Fra le frasi di Barth e
quelle di Laras non mi pare che ci sia una differenza di sostanza, ma al
massimo di accentuazione (e tali accentuazioni dipendono forse anche dai
periodi storici ben diversi in cui sono state pensate ed espresse: i primi anni
Sessanta e i giorni d’oggi). Anche e soprattutto la Bibbia ebraica conosce
infatti questa somma sproporzione fra giustizia e misericordia. La conosce e la
esprime nella Torah, a cominciare dalle tavole della Legge date a Mosè sul
Sinai, le dieci parole di Dio, i dieci comandamenti dei catechismi cristiani: “Non
avere altri dèi oltre a me. Non farti scultura, né immagine alcuna delle cose
che sono lassù nel cielo o quaggiù sulla terra o nelle acque sotto la terra. Non ti prostrare davanti a loro e non li
servire, perché io, il SIGNORE, il tuo Dio, sono un Dio geloso; punisco
l'iniquità dei padri sui figli fino alla
terza e alla quarta generazione di quelli che mi odiano, e uso bontà, fino alla millesima generazione, verso
quelli che mi amano e osservano i miei comandamenti”. Il giudizio di Dio è fino
alla terza e quarta generazione, la sua misericordia fino alla millesima. I
numeri, che nella Bibbia ebraica hanno spesso una forte valenza simbolica,
vogliono qui esprimere proprio quel “sommo squilibrio” di cui parlava Barth.
La Bibbia ebraica
conosce ed esprime la somma sproporzione fra giudizio e misericordia anche nei
Profeti – come è ovvio visto che i profeti richiamano il popolo all’osservanza
della Torah - ove si mostra
ripetutamente come il giudizio nei confronti di Israele, per quanto
severissimo, sia sempre in funzione della salvezza e della benedizione e quindi
della misericordia.
Analogamente, nel Nuovo
Testamento, la parola d’amore di Dio presuppone sempre la parola di giudizio,
sebbene la sopravanzi grandemente, e questo sia nella predicazione dello stesso
Gesù, sia soprattutto nell’azione che Dio compie su, in e con Gesù stesso, a
favore degli uomini, fino al momento culminante della croce e della
resurrezione.
Le parole di rav Laras,
devono quindi essere considerate, a mio modestissimo avviso, non solo un “punto
di vista ebraico” sul giubileo della misericordia e sul rapporto
giustizia/misericordia, ma un punto di vista semplicemente e autenticamente
biblico, che interpella i cristiani non solo in quanto affratellati agli ebrei,
ma anche in quanto cristiani. Le parole di rav Laras hanno forse il merito di
ricordarci che la giusta accentuazione della misericordia e dell’amore di Dio
non può portarci a reprimere ogni istanza critica, né a dimenticare o a
rimuovere la realtà del peccato. Laras chiarisce, infatti, che per giustizia
non si deve intendere solo “condanna”, ma anche capacità di dare un giudizio. Non
è biblico, e dunque non è nemmeno cristiano, confondere giustizia come condanna
e giustizia come capacità di dare un giudizio e attaccare, come spesso
fanno i santoni del politically correct purtroppo
presenti anche nel mondo cristiano, chiunque formuli un giudizio critico su
determinati temi, facendolo passare per uno che emette sentenze di condanna.

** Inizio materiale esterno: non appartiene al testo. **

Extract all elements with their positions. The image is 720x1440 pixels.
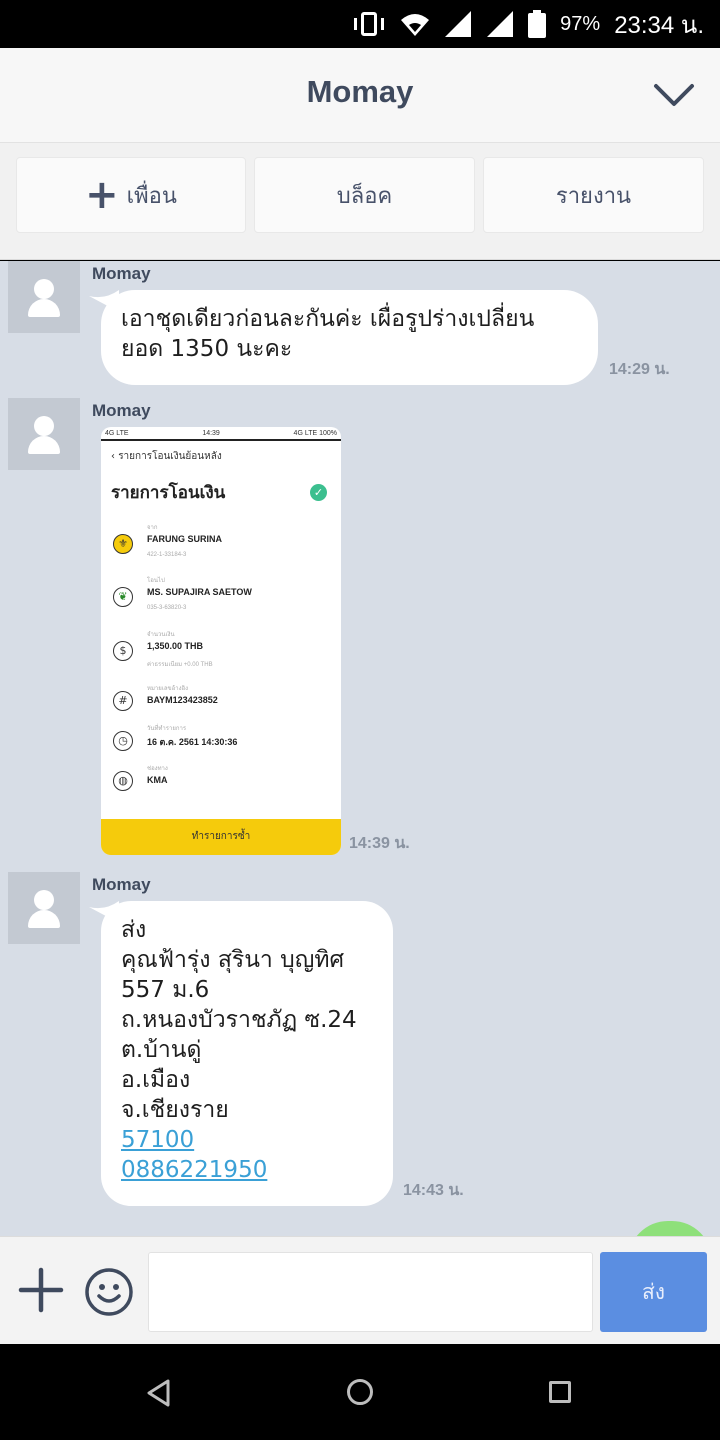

Inoltre, rav Laras ci ricorda che “non si può, insomma, semplicemente amare con
pietà senza dire all’altro se sbaglia o se ha peccato”, interpellandoci così su
un altro grave rischio che corriamo, un’altra possibile e catastrofica
infedeltà alla Bibbia: trasformare l’annuncio della giustificazione del
peccatore in un annuncio di giustificazione del peccato.